A una settimana dalle dimissioni l'ex tecnico degli azzurri ha parlato ai microfoni del TG3: «Ho fatto una promessa a me stesso: in futuro non giocherò mai contro la Carrarese»

CARRARA –  “Finita la seconda guerra mondiale, in Inghilterra c’erano le votazioni. Il primo ministro Churchill si era candidato. Una mattina, alla radio, la moglie sentì che avevano perso i conservatori e vinto i laburisti. Lui era in bagno, che si faceva la barba, lei andò lì e gli disse: “Guarda che abbiamo perso”. E lui le rispose: “Però abbiamo contribuito a creare la democrazia”. Ecco, io ho perso. Però ho contribuito a creare un sogno”. A una settimana dall’addio alla panchina azzurra, mister Silvio Baldini rompe il silenzio. Ai microfoni del Tg3, l’ex tecnico dei marmiferi si è espresso come suo solito con grande franchezza. Ma anche con serenità, nonostante le sue dimissioni abbiano coinciso, per il momento, con la fine di quel sogno che, al suo arrivo in panchina, aveva promesso ai tifosi.

“Ho allenato la Carrarese non pensando al risultato, ma al percorso che doveva fare la squadra – ha confessato -. Nei primi due anni abbiamo fatto delle partite in cui il pubblico davvero ci ha dato una spinta enorme. Non gli interessava il risultato, o come la squadra si presentava in campo, e questo faceva sentire ai giocatori che il loro impegno era più importante del risultato. Poi, già dall’anno scorso, quando i risultati mancavano, sono nate polemiche. Ad alcuni non interessava più il percorso, ma il risultato. E questo ha portato la squadra a essere in difficoltà”.
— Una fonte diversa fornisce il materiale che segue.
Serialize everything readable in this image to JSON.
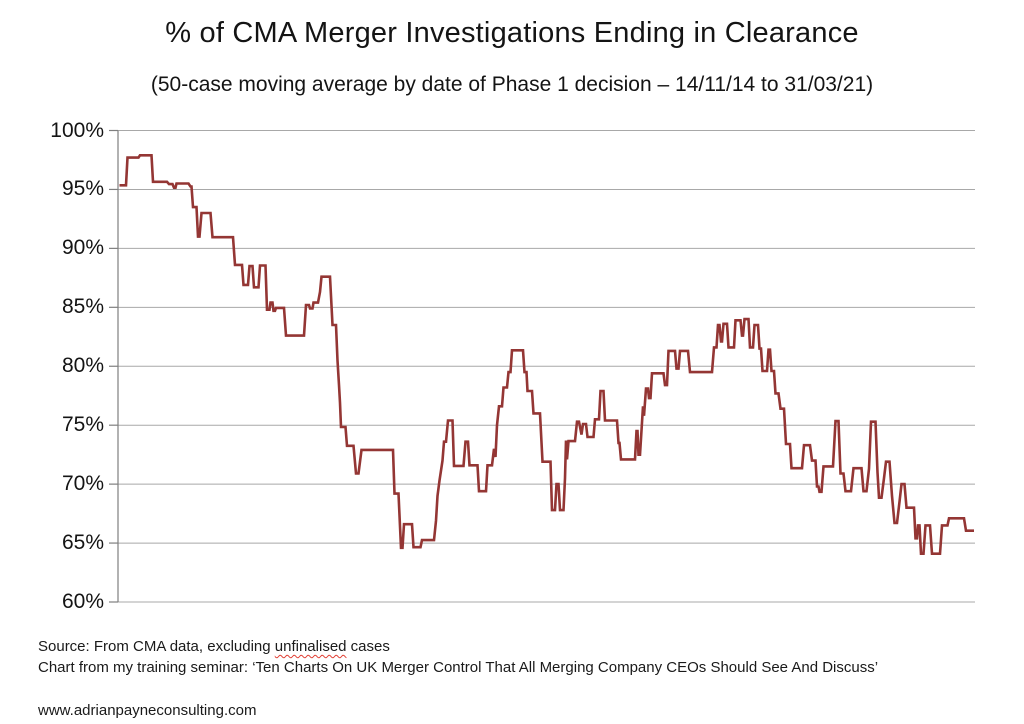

Silvio Baldini non ha rimpianti. Al posto di quel sogno che non è riuscito a regalare, adesso c’è l’affetto degli amici. Quelli che non l’hanno mai abbandonato. “Ora che ho dato le dimissioni, in due giorni mi sono arrivati più di 300 sms di solidarietà. Cosa vuol dire? Che queste persone hanno capito che il percorso era più importante del risultato finale. E questo mi gratifica”.

Non mancano i ringraziamenti. “In primis alla società, in particolar modo alla famiglia di Manrico Gemignani, che mi ha dimostrato dal punto di vista affettivo un’amicizia importante, e che non mi ha mai lasciato solo”. E per finire, una promessa, che fa “a se stesso e a nessun altro”. “Quella di non giocare mai contro la Carrarese. Qualsiasi squadra allenerò, nella mia vita non scenderò mai in campo contro la Carrraese. Sarebbe come andare contro la mia famiglia”.